The Miami Marlins were facing Roy Halladay in this afternoon's game against the Philadelphia Phillies, and that typically implies the coming of a low-scoring affair on the Fish's side. After all, this is the same pitcher who once threw a perfect game against the Marlins and who owns a career 2.93 ERA in 101 1/3 innings before today's start against Miami.
But this season's Halladay may not be the same pitcher of a year or two ago, as he has struggled for most of this year. The Marlins tried to prove that today, as the team jumped out to a 9-0 lead by the end of the third inning. A big contributor to that lead was shortstop Adeiny Hechavarria, who just hit a grand slam in the top of the third inning against Halladay to pull the Marlins up to nine runs on the day.

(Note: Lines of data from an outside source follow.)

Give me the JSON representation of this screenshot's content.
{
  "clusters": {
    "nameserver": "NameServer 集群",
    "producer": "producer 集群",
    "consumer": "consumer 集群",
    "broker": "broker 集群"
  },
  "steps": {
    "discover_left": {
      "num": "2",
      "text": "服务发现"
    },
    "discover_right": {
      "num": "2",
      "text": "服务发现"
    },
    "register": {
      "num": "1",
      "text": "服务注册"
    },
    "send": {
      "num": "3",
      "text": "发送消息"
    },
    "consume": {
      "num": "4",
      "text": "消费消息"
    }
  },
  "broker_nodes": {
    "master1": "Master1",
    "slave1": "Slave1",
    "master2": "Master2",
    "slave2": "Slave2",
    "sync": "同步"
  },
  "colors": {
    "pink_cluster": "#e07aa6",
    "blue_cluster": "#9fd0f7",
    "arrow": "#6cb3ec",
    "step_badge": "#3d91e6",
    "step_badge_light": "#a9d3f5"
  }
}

Hechavarria's home run to right field was initially ruled in play by the first base umpire, as it bounced back into play after hitting some part of the odd railing in Citizen's Bank Park. On instant replay, it appears the ball bounces off of the front railing of the two-railing system on the fence at the park. The front railing is in play and the Philies correctly played the ball off the bounce and threw it home, initially only allowing two runs to score, as the ball was hit hard and the runners were entering into a home run trot before the confusion began. However, the umpires reviewed the play and called it a home run despite the evidence on television pointing otherwise.
For Hechavarria, it was his second home run of the season and his first grand slam. It was also his second hit of the day with the bases loaded, as he stepped up in the first inning with the bags loaded and lined a triple into the right field gap. This time, he hit the ball the other way a little harder and it yielded the long ball. It has been a seven-RBI day for Hechavarria, the fourth such game by a Marlin in team history.
Roy Halladay was pulled from the game afterwards, having surrendered nine runs on four hits and four walks. He also hit Justin Ruggiano with a pitch twice, meaning he gave up six baserunners due to lack of control, a strictly un-Halladay move. Halladay lasted just 2 1/3 innings and threw 65 pitches before being relieved by Raul Valdes.